There are a number of classic bedding plants that are widely seen in British gardens, such as Petunias, Marigolds, Sweet Peas and Busy Lizzies, but some of the perhaps less well known flowers such as Lobelia, Antirrhinum, Californian Poppies and Cosmos will also be an attractive addition to any garden. Begonias are incredibly versatile with their large flamboyant blooms that thrive in sun and shade; Sweet Peas look particularly picturesque in cottage gardens. Geraniums are sturdy and flower all through summer and last until the first frost; Californian Poppies offer an unrivalled vibrant flash of colour, coming in shades of yellow, pink, orange, red and apricot.
How to plant bedding plants
A nice flowerbed remains one of the most enjoyable ways to add real colour, height and scents to your garden. Popular since Victorian times, bedding plants are ideal for relative beginners because they offer the chance for results without too much difficulty. Not only that, but you’ll see the impact almost immediately without having to invest a great deal of time and effort. Summer bedding plants should be planted out in late May or early June and in September or October.
Which bedding plants to grow
Where to plant
Once you’ve decided what you’re going to grow, you need to decide where in the garden you’re going to grow them. As with many types of gardening, choosing the right location is a key part of getting results. This is dependent on the types of flower you want to grow: some will prefer constant sun, others will be happier in the shade. Needless to say, it’s a good idea to choose a range of flowers that all prefer similar growing conditions.
Bedding plants are used to decorate everything from elaborate public gardens to the smallest front garden and are an incredibly versatile way to add temporary displays to beds and borders.

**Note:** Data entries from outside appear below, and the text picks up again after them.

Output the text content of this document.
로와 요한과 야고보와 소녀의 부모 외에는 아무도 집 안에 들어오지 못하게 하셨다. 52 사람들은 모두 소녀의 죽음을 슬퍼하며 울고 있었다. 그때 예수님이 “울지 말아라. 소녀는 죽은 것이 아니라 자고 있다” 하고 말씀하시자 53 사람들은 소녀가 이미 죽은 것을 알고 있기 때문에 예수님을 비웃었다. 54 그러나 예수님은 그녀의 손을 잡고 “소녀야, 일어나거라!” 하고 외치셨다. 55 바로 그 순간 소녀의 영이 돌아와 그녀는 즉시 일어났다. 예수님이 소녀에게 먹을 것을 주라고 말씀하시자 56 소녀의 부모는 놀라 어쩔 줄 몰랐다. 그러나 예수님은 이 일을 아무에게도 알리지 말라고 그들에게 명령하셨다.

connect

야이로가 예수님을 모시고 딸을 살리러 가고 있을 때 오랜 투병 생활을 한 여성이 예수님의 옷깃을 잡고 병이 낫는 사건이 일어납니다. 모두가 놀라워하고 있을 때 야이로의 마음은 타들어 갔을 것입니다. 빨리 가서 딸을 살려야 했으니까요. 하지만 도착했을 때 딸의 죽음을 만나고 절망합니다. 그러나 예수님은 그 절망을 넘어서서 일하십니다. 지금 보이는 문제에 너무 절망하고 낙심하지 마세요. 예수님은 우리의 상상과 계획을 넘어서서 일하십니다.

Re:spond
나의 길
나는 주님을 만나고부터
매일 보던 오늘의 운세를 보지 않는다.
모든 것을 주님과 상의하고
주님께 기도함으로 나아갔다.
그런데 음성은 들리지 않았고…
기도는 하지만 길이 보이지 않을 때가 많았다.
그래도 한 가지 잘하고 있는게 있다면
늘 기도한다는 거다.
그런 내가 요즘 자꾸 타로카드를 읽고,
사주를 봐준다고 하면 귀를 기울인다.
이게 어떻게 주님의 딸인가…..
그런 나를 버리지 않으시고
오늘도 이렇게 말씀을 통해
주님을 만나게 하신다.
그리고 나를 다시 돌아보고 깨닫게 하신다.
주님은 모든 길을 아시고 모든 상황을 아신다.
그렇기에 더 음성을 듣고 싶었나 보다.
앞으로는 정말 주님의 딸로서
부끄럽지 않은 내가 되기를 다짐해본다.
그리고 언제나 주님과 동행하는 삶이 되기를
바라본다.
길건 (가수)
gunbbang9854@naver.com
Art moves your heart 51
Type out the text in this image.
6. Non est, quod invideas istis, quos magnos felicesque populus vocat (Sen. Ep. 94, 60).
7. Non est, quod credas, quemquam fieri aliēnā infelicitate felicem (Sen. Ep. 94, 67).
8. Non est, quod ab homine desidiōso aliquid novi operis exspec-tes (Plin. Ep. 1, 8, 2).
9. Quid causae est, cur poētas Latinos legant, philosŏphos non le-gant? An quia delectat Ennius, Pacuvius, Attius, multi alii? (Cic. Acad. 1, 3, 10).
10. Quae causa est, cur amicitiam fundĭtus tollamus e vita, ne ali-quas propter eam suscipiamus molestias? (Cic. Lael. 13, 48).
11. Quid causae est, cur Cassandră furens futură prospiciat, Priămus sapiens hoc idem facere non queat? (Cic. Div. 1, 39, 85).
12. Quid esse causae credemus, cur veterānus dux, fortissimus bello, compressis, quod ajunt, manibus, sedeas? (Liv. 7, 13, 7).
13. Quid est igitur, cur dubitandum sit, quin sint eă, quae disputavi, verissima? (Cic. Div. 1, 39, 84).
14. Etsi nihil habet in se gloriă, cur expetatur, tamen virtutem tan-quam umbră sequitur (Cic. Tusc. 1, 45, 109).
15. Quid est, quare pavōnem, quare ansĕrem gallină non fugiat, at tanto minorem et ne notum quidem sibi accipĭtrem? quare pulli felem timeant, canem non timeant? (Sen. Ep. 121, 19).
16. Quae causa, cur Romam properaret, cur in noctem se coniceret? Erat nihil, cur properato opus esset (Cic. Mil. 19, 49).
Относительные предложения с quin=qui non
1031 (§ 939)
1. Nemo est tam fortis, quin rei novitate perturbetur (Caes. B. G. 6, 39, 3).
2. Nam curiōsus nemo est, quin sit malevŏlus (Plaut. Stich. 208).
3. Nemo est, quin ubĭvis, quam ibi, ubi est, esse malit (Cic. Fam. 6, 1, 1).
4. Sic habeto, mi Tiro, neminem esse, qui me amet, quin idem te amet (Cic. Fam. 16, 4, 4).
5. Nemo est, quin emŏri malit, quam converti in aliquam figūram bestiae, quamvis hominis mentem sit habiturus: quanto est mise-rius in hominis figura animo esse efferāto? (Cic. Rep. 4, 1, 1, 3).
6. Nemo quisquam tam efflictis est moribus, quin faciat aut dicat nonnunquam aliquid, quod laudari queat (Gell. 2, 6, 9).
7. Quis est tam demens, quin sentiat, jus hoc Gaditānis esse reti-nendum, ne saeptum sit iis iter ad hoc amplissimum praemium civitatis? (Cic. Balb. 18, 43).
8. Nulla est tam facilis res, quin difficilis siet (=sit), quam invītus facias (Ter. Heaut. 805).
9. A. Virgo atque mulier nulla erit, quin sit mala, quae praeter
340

- Many gardeners change their bedding displays twice a year, replanting in late spring (for summer) and early autumn (for winter/spring). This is known as successional planting and this ensures a good spread of flowers throughout the year. If you’re going to use successional planting, Begonias, Pennisetum Rubrum (an ornamental grass) and Salvia or Verbena are perfect for the summer, then opt for Cyclamen, Pansies and Viola in the winter months for colour and interesting foliage.
- Formal bedding is seen in bold displays in public gardens but it can be used in smaller ornamental gardens too. These tend to include neat, symmetrical patterns across an entire bed and plants are usually paired in blocks of colour – it’s common to see Dahlias, Geraniums and Salvias in formal bedding designs. You can use edging plants such as Lobelia to create a bit of order at the edge of your beds.
- If you’re aiming to brighten up a border or fill bare soil in your own garden, you can take a fairly informal approach to bedding and explore with colour and textures. Don’t worry about straight lines or symmetrical patterns if you’re opting for informal bedding – just have fun with the plants you’ve got and enjoy the random beauty of nature.
- Carpet bedding is a really beautiful way to display bedding plants – but it requires effort. As the name suggests, plants are so compact and tightly knitted they look like a woven carpet and often include incredibly complex and intricate designs. It’s not impossible to create a carpet bedding design at home, but it can be tricky, so draw out your design and be sure to use contrasting coloured plants to get the best visual effect.
Whatever plants you’ve picked out, it’s essential to give them a good watering before they’re actually planted. Submerge the whole pot, root ball included, in a bucket of water and leave it for a couple of minutes to thoroughly soak through. Once you’ve got everything planted, ensure you water the bed every day, especially during summer. Plants being bedded in require a lot of moisture.
Feed, feed, and feed again
Most compost used for containers and baskets comprise a fairly limited amount of food. As such, it’ll only take four to six weeks for bedding plants to have drained it of nutrients. You’ll need to add a potassium-heavy feed to help boost flower growth. Mixing it into one watering per week should be enough to get good results.
Remember to deadhead
Picking off old flower heads as soon as they start to fade is an effective way to stop your plants from wasting too much energy on seeds. There are some varieties – Fuschias and Scaevola are great examples – that look after themselves, but others will actually need you to cut away any dying heads. Petunias and Pelargoniums are good examples of plants requiring more hands-on attention. It’s not too hard, though: all you need to do is either pinch off spent flowers or snip them using a good pair of scissors.